Emulations of C. elegans, Drosophila, or mice are interesting research projects that could have a lot of implications for neuroscience. But plenty of people will shrug. However, if we ever get to the point where we can emulate the brain of a human who desires this, then at that point, it has the potential to fundamentally change our societies and, for those who choose to pursue it, the human condition. There is a reason that some people are discussing “uploading” as a way to level the playing field between AIs and humans in the coming decades. The ethical implications also deserve very careful consideration.
A key question is how the prospect of partial brain emulations might affect the pathway towards emulating human brains. My answer is that I don’t know. I can imagine that partial brain emulations of neural functions relying on spiking neurons might be possible before we can map and model certain molecular level functions. I’m not sure how this would play out in practice. It probably depends on the extent to which people consider these molecular level functions to be identity critical.
Progress in this area will also be intertwined with progress in AI capabilities and alignment, which is already difficult enough to predict over the next few years, let alone the decades it will take to develop the technology necessary for human brain emulations.
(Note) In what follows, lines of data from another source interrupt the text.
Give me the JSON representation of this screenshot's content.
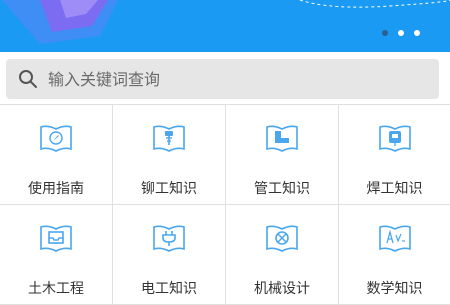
{
  "banner": {
    "carousel": {
      "count": 3,
      "active_index": 2
    },
    "colors": {
      "background": "#1a9af2",
      "accent": "#ffffff"
    }
  },
  "search": {
    "placeholder": "输入关键词查询",
    "icon": "search-icon"
  },
  "categories": [
    {
      "label": "使用指南",
      "icon": "compass-book-icon"
    },
    {
      "label": "铆工知识",
      "icon": "rivet-book-icon"
    },
    {
      "label": "管工知识",
      "icon": "pipe-book-icon"
    },
    {
      "label": "焊工知识",
      "icon": "welding-book-icon"
    },
    {
      "label": "土木工程",
      "icon": "tray-book-icon"
    },
    {
      "label": "电工知识",
      "icon": "plug-book-icon"
    },
    {
      "label": "机械设计",
      "icon": "gear-book-icon"
    },
    {
      "label": "数学知识",
      "icon": "formula-book-icon"
    }
  ],
  "colors": {
    "icon": "#4aa7ee",
    "text": "#333333",
    "divider": "#e0e0e0"
  }
}
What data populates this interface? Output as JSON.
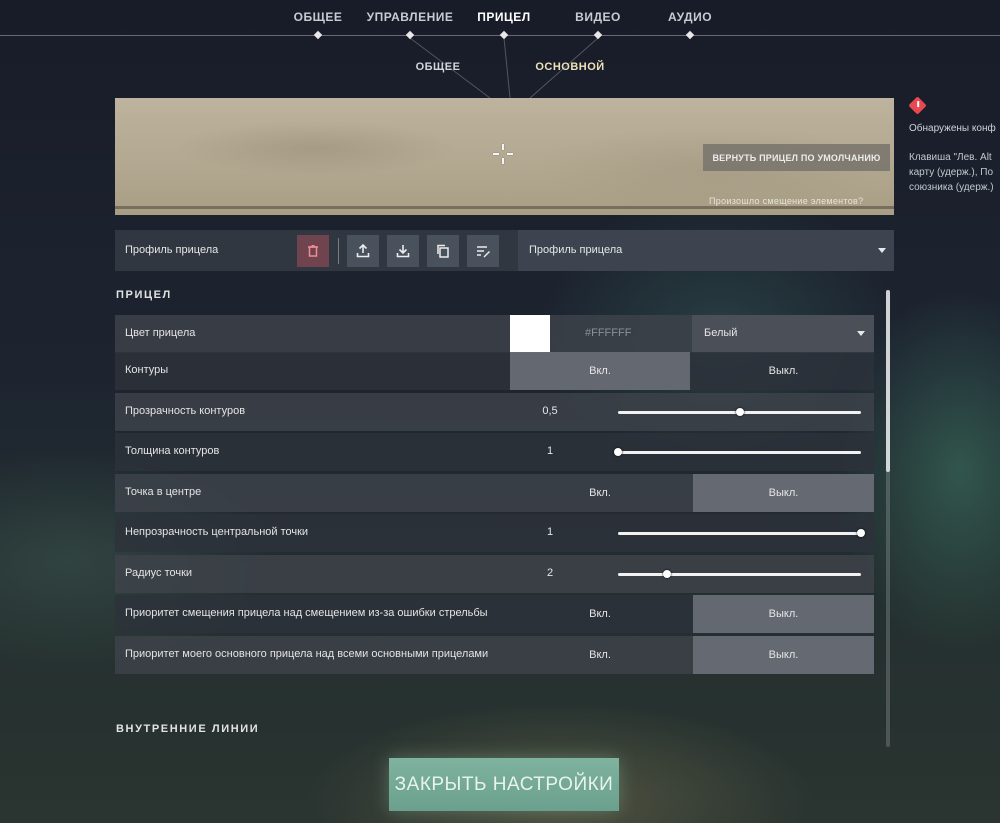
{
  "nav": {
    "tabs": [
      {
        "label": "ОБЩЕЕ",
        "active": false
      },
      {
        "label": "УПРАВЛЕНИЕ",
        "active": false
      },
      {
        "label": "ПРИЦЕЛ",
        "active": true
      },
      {
        "label": "ВИДЕО",
        "active": false
      },
      {
        "label": "АУДИО",
        "active": false
      }
    ],
    "subtabs": [
      {
        "label": "ОБЩЕЕ",
        "active": false
      },
      {
        "label": "ОСНОВНОЙ",
        "active": true
      }
    ]
  },
  "preview": {
    "reset_label": "ВЕРНУТЬ ПРИЦЕЛ ПО УМОЛЧАНИЮ",
    "shift_link": "Произошло смещение элементов?"
  },
  "notice": {
    "title": "Обнаружены конф",
    "lines": [
      "Клавиша \"Лев. Alt",
      "карту (удерж.), По",
      "союзника (удерж.)"
    ]
  },
  "profile": {
    "label": "Профиль прицела",
    "select_value": "Профиль прицела",
    "actions": [
      "delete-icon",
      "upload-icon",
      "download-icon",
      "copy-icon",
      "rename-icon"
    ]
  },
  "sections": {
    "crosshair": "ПРИЦЕЛ",
    "inner_lines": "ВНУТРЕННИЕ ЛИНИИ"
  },
  "settings": {
    "color": {
      "label": "Цвет прицела",
      "hex": "#FFFFFF",
      "value": "Белый",
      "swatch": "#ffffff"
    },
    "outlines": {
      "label": "Контуры",
      "on": "Вкл.",
      "off": "Выкл.",
      "selected": "on"
    },
    "outline_opacity": {
      "label": "Прозрачность контуров",
      "value": "0,5",
      "fraction": 0.5
    },
    "outline_thickness": {
      "label": "Толщина контуров",
      "value": "1",
      "fraction": 0.0
    },
    "center_dot": {
      "label": "Точка в центре",
      "on": "Вкл.",
      "off": "Выкл.",
      "selected": "off"
    },
    "center_dot_opacity": {
      "label": "Непрозрачность центральной точки",
      "value": "1",
      "fraction": 1.0
    },
    "dot_radius": {
      "label": "Радиус точки",
      "value": "2",
      "fraction": 0.2
    },
    "shift_priority": {
      "label": "Приоритет смещения прицела над смещением из-за ошибки стрельбы",
      "on": "Вкл.",
      "off": "Выкл.",
      "selected": "off"
    },
    "primary_priority": {
      "label": "Приоритет моего основного прицела над всеми основными прицелами",
      "on": "Вкл.",
      "off": "Выкл.",
      "selected": "off"
    }
  },
  "close_label": "ЗАКРЫТЬ НАСТРОЙКИ",
  "colors": {
    "accent": "#6fa592",
    "active_subtab": "#ede3b8",
    "warning": "#e8484f"
  }
}
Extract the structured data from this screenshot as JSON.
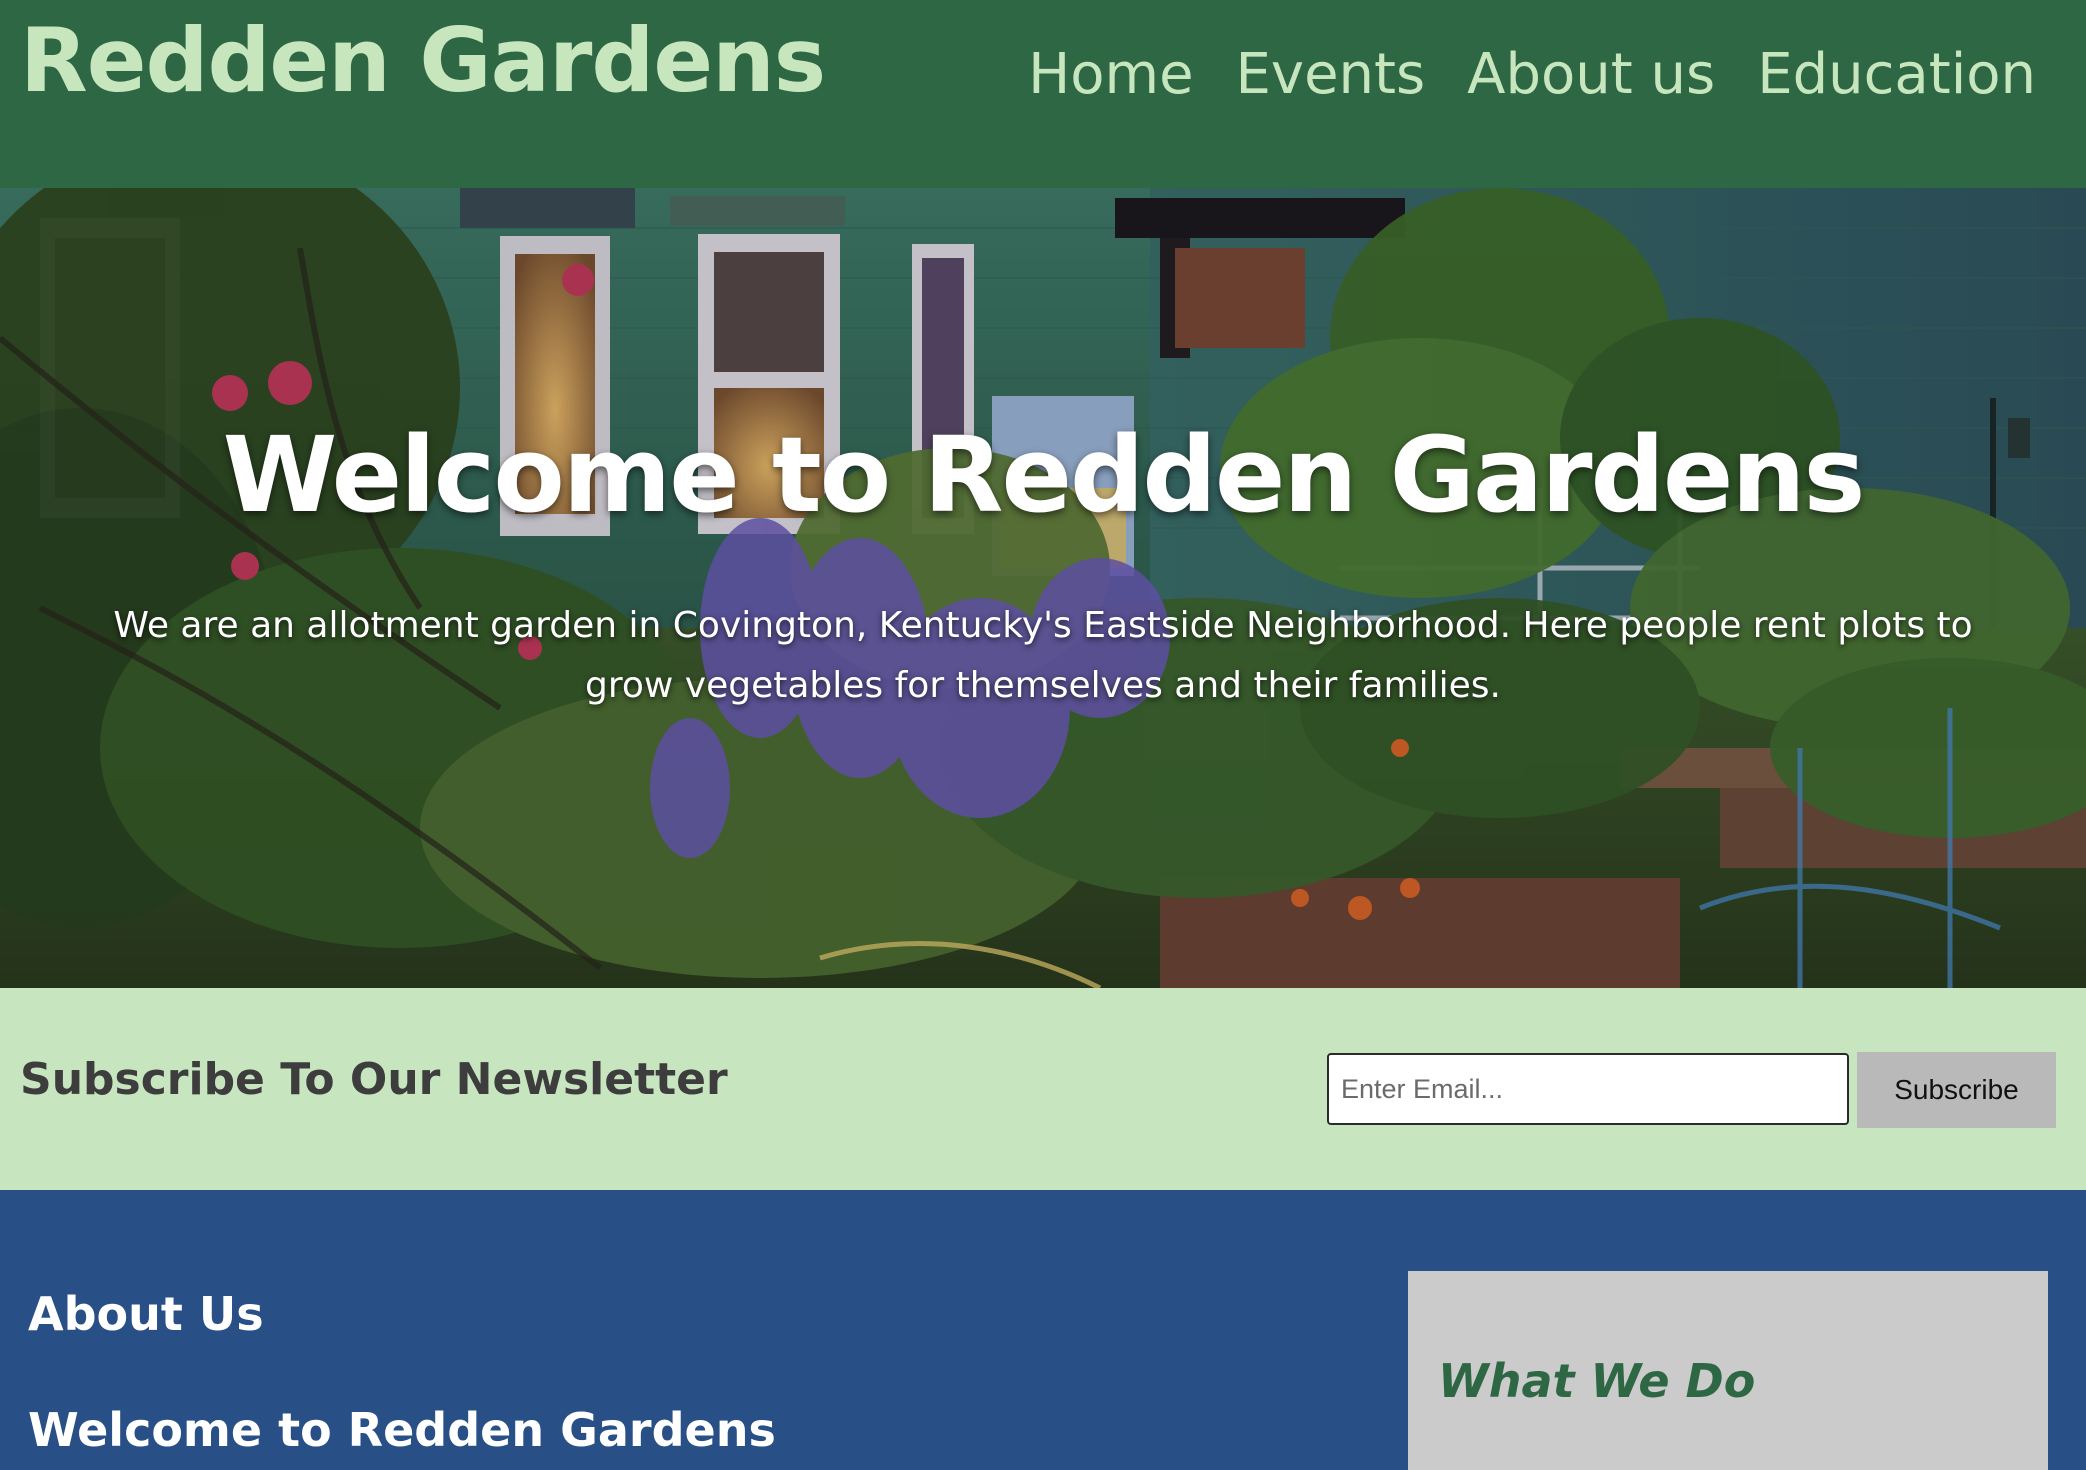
{
  "header": {
    "site_title": "Redden Gardens",
    "nav": [
      {
        "label": "Home"
      },
      {
        "label": "Events"
      },
      {
        "label": "About us"
      },
      {
        "label": "Education"
      }
    ]
  },
  "hero": {
    "heading": "Welcome to Redden Gardens",
    "text": "We are an allotment garden in Covington, Kentucky's Eastside Neighborhood. Here people rent plots to grow vegetables for themselves and their families."
  },
  "newsletter": {
    "heading": "Subscribe To Our Newsletter",
    "email_placeholder": "Enter Email...",
    "email_value": "",
    "subscribe_label": "Subscribe"
  },
  "about": {
    "heading": "About Us",
    "subheading": "Welcome to Redden Gardens"
  },
  "sidebar": {
    "heading": "What We Do"
  },
  "colors": {
    "header_bg": "#2e6744",
    "header_text": "#c7e6be",
    "newsletter_bg": "#c7e6c0",
    "about_bg": "#284f86",
    "sidebar_bg": "#cbcbcb",
    "sidebar_heading": "#2e6744",
    "subscribe_button_bg": "#b9b9b9"
  }
}
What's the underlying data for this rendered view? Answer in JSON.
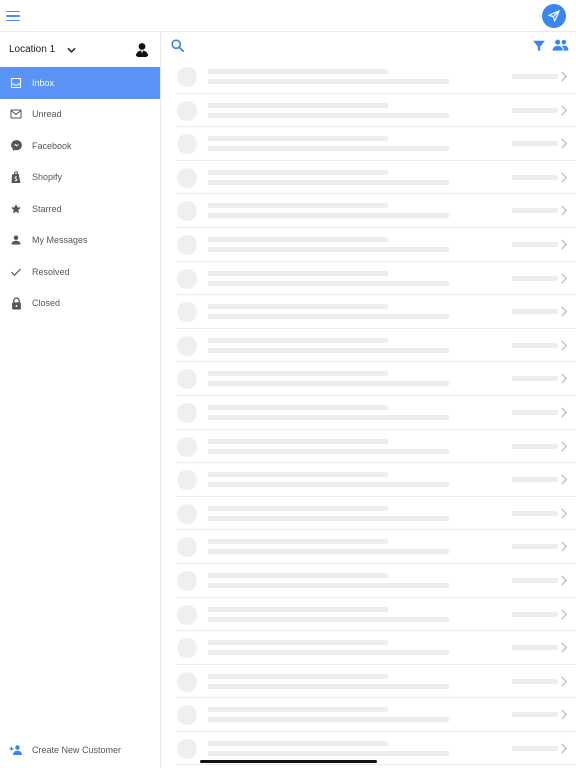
{
  "header": {
    "menu_icon": "hamburger-icon",
    "compose_icon": "send-icon",
    "accent_color": "#3a86f0"
  },
  "sidebar": {
    "location": "Location 1",
    "active_color": "#5b94f7",
    "items": [
      {
        "label": "Inbox",
        "icon": "inbox-icon",
        "active": true
      },
      {
        "label": "Unread",
        "icon": "mail-icon",
        "active": false
      },
      {
        "label": "Facebook",
        "icon": "messenger-icon",
        "active": false
      },
      {
        "label": "Shopify",
        "icon": "shopify-bag-icon",
        "active": false
      },
      {
        "label": "Starred",
        "icon": "star-icon",
        "active": false
      },
      {
        "label": "My Messages",
        "icon": "person-icon",
        "active": false
      },
      {
        "label": "Resolved",
        "icon": "checkmark-icon",
        "active": false
      },
      {
        "label": "Closed",
        "icon": "lock-icon",
        "active": false
      }
    ],
    "create_label": "Create New Customer"
  },
  "main": {
    "toolbar_icons": [
      "search-icon",
      "filter-icon",
      "people-icon"
    ],
    "loading_placeholder_rows": 21
  }
}
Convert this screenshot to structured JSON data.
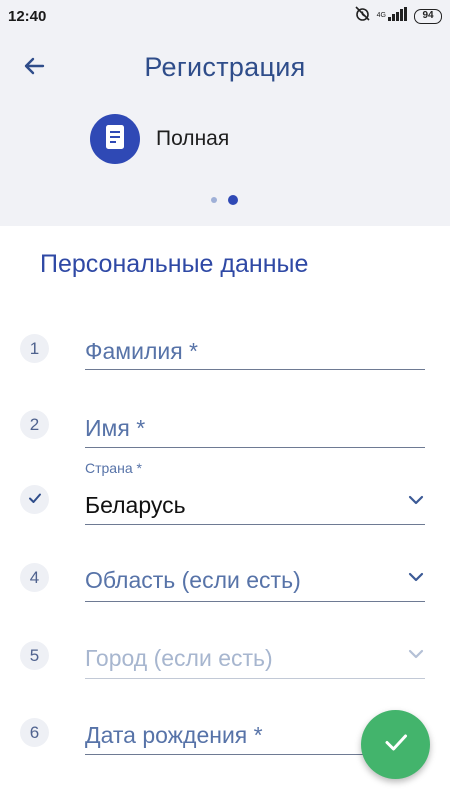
{
  "status_bar": {
    "time": "12:40",
    "network": "4G",
    "battery": "94"
  },
  "header": {
    "title": "Регистрация",
    "mode_label": "Полная",
    "page_count": 2,
    "active_page": 2
  },
  "form": {
    "section_title": "Персональные данные",
    "fields": [
      {
        "step": "1",
        "placeholder": "Фамилия *"
      },
      {
        "step": "2",
        "placeholder": "Имя *"
      },
      {
        "label": "Страна *",
        "value": "Беларусь"
      },
      {
        "step": "4",
        "placeholder": "Область (если есть)"
      },
      {
        "step": "5",
        "placeholder": "Город (если есть)"
      },
      {
        "step": "6",
        "placeholder": "Дата рождения *"
      }
    ]
  },
  "colors": {
    "primary": "#2f49b5",
    "title": "#2f4d8a",
    "fab": "#43b46c",
    "header_bg": "#f1f2f6"
  },
  "icons": {
    "back": "arrow-left-icon",
    "mode": "document-icon",
    "dropdown": "chevron-down-icon",
    "done": "checkmark-icon"
  }
}
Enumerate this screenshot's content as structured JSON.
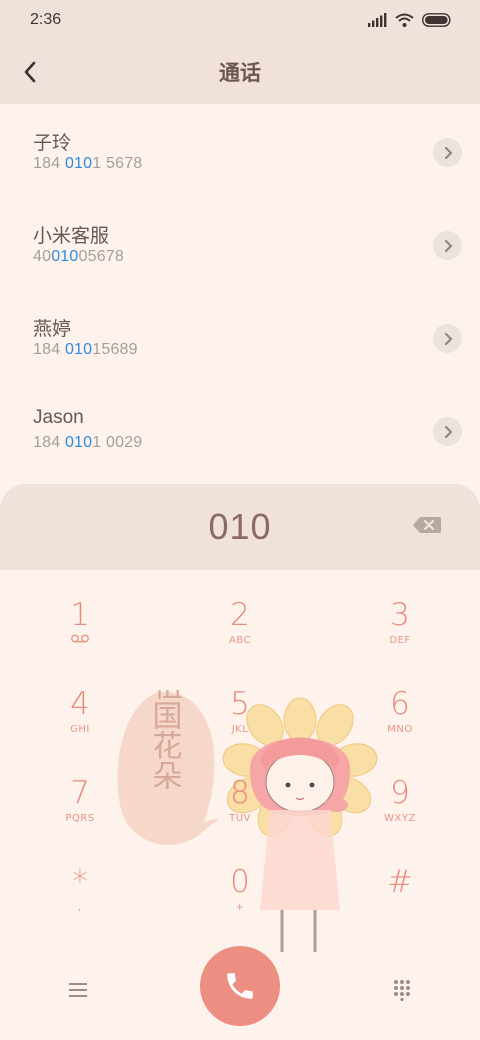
{
  "status": {
    "time": "2:36"
  },
  "header": {
    "title": "通话"
  },
  "results": [
    {
      "name": "子玲",
      "number_before": "184 ",
      "number_match": "010",
      "number_after": "1 5678"
    },
    {
      "name": "小米客服",
      "number_before": "40",
      "number_match": "010",
      "number_after": "05678"
    },
    {
      "name": "燕婷",
      "number_before": "184 ",
      "number_match": "010",
      "number_after": "15689"
    },
    {
      "name": "Jason",
      "number_before": "184 ",
      "number_match": "010",
      "number_after": "1 0029"
    }
  ],
  "dial": {
    "input": "010"
  },
  "keypad": [
    {
      "digit": "1",
      "letters": ""
    },
    {
      "digit": "2",
      "letters": "ABC"
    },
    {
      "digit": "3",
      "letters": "DEF"
    },
    {
      "digit": "4",
      "letters": "GHI"
    },
    {
      "digit": "5",
      "letters": "JKL"
    },
    {
      "digit": "6",
      "letters": "MNO"
    },
    {
      "digit": "7",
      "letters": "PQRS"
    },
    {
      "digit": "8",
      "letters": "TUV"
    },
    {
      "digit": "9",
      "letters": "WXYZ"
    },
    {
      "digit": "*",
      "letters": ","
    },
    {
      "digit": "0",
      "letters": "+"
    },
    {
      "digit": "#",
      "letters": ""
    }
  ],
  "decoration": {
    "text": "祖国花朵"
  },
  "colors": {
    "accent": "#ec8f82",
    "highlight": "#2d8be0",
    "background": "#fdf3ec",
    "bar": "#f0e1da"
  }
}
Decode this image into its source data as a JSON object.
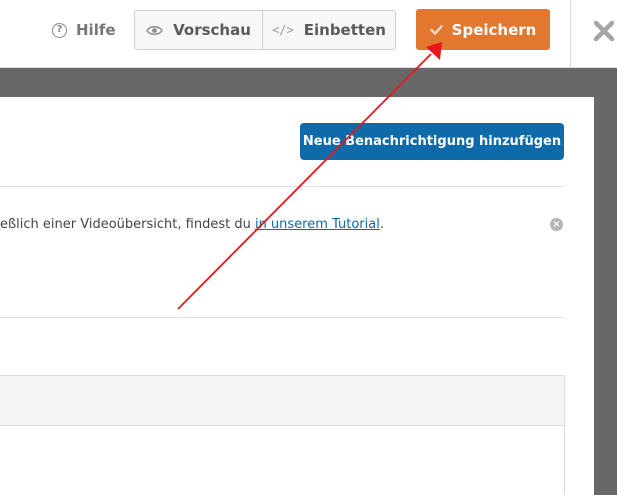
{
  "header": {
    "help_label": "Hilfe",
    "preview_label": "Vorschau",
    "embed_label": "Einbetten",
    "save_label": "Speichern",
    "help_icon": "question-circle-icon",
    "preview_icon": "eye-icon",
    "embed_icon": "code-icon",
    "save_icon": "checkmark-icon",
    "close_icon": "close-icon"
  },
  "panel": {
    "add_notification_label": "Neue Benachrichtigung hinzufügen",
    "notice": {
      "text_before": "eßlich einer Videoübersicht, findest du ",
      "link_text": "in unserem Tutorial",
      "text_after": "."
    }
  },
  "colors": {
    "save_button": "#e27730",
    "primary_button": "#0e6aa8",
    "backdrop": "#686868",
    "annotation_arrow": "#e8161c"
  }
}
But I do think the possibility of partial brain emulations is something to ponder.
Honestly, this post doesn’t make my point as well as I would like. But I do think that a good number of people have used progress in C. elegans as a proxy for the field of brain emulation over the years. If you disagree with me, let me know and I’ll look into it more and either come up with better examples or admit that maybe this was just headcanon.
Notably within nematodes, there is also variation in neuron numbers. Crown clade nematodes like C. elegans have fewer neurons, while more basal nematodes like Pontonema have several thousand neurons. This is arguably a “simplification” in the nervous system of crown clade nematodes and it appears to be an evolutionary adaptation.
Informative and stimulating, as always.
From a philosopher's angle, I agree that “lo-fi emulation” is oxymoronic. It would rather destroy the point of distinguishing emulation from simulation.